Net hot money outflow down in June

MANILA, Philippines - Foreign portfolio investments slumped for the second straight month in June, but the lower net outflow suggested investors are beginning to return to the local financial markets, the Bangko Sentral ng Pilipinas (BSP) reported yesterday.

Portfolio placements – also called “hot money” for the ease they enter and exit economies – registered a net outflow of $22.98 million last month, sharply lower than the record high net outflow of $640.84 million in May. The June figure, however, was higher than the year ago net outflow of $7.69 million.

The net outflow, which indicated more investments left the country than entered, continued from May when investors had a “knee-jerk reaction” to the pronouncement the US Federal Reserve would reduce its bond purchases program.

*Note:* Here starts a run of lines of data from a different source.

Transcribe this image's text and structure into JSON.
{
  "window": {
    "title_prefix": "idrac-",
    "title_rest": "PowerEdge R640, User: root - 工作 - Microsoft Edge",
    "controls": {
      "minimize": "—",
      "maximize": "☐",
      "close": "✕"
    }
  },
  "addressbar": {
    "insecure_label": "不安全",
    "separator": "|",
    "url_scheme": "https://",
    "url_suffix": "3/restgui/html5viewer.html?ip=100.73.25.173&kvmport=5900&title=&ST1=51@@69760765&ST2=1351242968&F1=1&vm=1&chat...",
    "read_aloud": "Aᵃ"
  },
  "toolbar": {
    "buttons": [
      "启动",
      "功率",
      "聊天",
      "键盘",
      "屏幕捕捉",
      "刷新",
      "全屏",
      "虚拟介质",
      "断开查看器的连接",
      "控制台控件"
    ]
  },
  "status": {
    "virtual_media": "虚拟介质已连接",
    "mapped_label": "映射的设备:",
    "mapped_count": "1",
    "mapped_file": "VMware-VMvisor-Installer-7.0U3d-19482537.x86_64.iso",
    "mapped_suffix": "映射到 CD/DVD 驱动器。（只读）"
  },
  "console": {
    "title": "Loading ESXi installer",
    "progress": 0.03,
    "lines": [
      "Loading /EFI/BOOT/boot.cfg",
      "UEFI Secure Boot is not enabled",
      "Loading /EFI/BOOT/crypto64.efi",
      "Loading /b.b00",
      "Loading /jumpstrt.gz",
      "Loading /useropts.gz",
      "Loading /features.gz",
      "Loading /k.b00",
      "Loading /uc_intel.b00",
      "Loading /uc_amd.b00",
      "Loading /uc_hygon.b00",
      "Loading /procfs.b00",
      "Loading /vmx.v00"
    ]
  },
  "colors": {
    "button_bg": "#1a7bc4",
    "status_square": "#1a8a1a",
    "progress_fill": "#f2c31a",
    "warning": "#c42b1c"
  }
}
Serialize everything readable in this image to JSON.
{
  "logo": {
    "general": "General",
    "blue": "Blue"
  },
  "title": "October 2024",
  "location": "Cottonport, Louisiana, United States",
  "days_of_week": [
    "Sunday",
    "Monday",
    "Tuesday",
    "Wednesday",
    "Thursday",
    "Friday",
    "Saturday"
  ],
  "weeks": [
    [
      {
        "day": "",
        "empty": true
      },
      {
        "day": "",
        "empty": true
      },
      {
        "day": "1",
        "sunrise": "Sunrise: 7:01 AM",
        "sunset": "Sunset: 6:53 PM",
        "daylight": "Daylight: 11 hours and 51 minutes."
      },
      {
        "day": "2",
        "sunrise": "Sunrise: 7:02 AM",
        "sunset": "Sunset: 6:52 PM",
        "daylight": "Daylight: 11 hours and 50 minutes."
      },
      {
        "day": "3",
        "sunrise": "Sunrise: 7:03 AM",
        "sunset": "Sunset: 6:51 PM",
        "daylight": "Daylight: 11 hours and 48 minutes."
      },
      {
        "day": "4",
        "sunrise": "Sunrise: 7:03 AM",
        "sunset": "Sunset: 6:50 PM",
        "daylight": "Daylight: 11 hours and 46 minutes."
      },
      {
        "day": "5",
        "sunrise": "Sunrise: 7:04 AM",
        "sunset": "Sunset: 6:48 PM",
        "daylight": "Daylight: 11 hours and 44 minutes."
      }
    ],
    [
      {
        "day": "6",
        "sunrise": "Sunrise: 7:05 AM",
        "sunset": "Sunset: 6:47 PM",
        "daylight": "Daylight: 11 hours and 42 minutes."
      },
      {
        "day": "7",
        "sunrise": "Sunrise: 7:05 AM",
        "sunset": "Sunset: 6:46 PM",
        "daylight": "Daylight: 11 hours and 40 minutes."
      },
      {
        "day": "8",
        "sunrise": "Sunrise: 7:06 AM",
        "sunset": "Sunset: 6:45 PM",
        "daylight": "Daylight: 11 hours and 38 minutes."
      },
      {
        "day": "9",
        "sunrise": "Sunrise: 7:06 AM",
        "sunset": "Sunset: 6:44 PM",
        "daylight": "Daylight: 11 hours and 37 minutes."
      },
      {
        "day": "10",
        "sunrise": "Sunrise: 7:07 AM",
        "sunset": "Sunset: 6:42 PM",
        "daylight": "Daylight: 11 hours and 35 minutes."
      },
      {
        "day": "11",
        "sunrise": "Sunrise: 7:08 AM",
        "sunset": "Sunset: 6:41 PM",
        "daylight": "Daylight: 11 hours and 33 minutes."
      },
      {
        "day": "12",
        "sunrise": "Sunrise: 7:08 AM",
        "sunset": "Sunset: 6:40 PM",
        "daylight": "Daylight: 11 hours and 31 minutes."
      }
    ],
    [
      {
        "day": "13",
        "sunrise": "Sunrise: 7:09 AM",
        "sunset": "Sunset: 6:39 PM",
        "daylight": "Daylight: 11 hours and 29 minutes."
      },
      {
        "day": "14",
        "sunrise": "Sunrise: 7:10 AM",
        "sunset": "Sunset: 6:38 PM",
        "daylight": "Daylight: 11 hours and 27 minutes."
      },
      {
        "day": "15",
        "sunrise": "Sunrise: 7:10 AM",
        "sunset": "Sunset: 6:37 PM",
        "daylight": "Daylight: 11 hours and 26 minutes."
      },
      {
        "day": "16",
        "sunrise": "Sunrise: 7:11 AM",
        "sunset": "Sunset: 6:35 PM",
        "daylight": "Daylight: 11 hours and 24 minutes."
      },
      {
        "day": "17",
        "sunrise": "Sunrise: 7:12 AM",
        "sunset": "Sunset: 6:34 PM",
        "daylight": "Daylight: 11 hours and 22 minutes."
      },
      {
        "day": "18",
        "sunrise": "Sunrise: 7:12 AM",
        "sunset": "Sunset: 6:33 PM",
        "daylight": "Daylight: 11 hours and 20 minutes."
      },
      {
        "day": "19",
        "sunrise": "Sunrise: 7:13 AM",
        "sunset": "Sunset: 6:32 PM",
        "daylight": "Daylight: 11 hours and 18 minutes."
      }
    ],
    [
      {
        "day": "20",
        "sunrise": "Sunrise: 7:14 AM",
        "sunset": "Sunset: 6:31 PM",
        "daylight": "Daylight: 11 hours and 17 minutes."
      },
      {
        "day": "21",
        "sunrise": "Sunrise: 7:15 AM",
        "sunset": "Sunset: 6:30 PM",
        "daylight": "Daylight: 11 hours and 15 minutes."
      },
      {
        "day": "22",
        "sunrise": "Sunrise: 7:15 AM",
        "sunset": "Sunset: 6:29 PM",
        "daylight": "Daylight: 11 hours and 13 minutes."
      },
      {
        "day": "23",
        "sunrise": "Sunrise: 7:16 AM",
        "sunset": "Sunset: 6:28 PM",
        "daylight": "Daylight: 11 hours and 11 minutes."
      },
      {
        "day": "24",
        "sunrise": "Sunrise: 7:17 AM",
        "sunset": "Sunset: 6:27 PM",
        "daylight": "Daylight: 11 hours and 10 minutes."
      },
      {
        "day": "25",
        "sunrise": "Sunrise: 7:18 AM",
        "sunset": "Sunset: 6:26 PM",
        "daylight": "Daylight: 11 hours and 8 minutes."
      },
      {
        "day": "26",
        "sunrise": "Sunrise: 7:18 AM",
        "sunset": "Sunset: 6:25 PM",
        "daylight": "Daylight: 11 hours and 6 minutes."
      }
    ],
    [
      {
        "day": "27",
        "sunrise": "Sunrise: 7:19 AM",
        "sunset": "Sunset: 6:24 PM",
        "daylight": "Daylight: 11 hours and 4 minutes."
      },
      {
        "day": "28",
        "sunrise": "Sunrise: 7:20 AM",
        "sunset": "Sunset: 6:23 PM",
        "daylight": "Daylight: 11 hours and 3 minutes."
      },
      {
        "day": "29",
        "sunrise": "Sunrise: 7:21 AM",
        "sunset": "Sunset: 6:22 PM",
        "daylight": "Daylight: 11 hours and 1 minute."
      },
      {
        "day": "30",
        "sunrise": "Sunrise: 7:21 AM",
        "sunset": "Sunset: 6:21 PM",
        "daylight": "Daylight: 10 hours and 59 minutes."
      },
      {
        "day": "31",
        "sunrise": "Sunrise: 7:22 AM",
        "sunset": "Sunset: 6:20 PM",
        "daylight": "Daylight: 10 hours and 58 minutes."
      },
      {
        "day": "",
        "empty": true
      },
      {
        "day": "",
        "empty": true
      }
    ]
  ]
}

As a result, investors re-positioned their holdings from developing countries back to the US on optimism the recovery would bring higher returns there.

“The expected return of funds to emerging markets has already started in June,” the central bank said in a statement.

Broken down, gross inflows reached $2.841 billion, while gross outflows totaled $2.864 billion, central bank data showed.

According to the BSP, the bulk of portfolio placements were channeled to the Philippine Stock Exchange (PSE), where listed companies attracted $2 billion in inflows. This accounted for 71 percent of the total.

The main beneficiaries in the PSE were holding firms ($889 million), banks ($270 million), property firms ($219 million), food, beverage and tobacco companies ($207 million) and telecommunication companies ($140 million).

The rest of hot money inflows, the central bank said, found their way to peso government securities and peso time deposits totaling $787 million and $40 million, respectively.

Top sources of foreign inflows were the US, the United Kingdom, Luxembourg, Singapore and Hong Kong. The US continued to benefit the most from the outflows.

For the first half of the year, portfolio placements remained on the positive territory, recording a net inflow of $1.554 billion, up by nearly three-fourths from last year’s $896.46 million.

The central bank projects hot money net inflow to hit $4.4 billion this year.

Portfolio investments form part of the country’s balance of payments, which gauges the economy’s capacity to meet its external debt and trade obligations.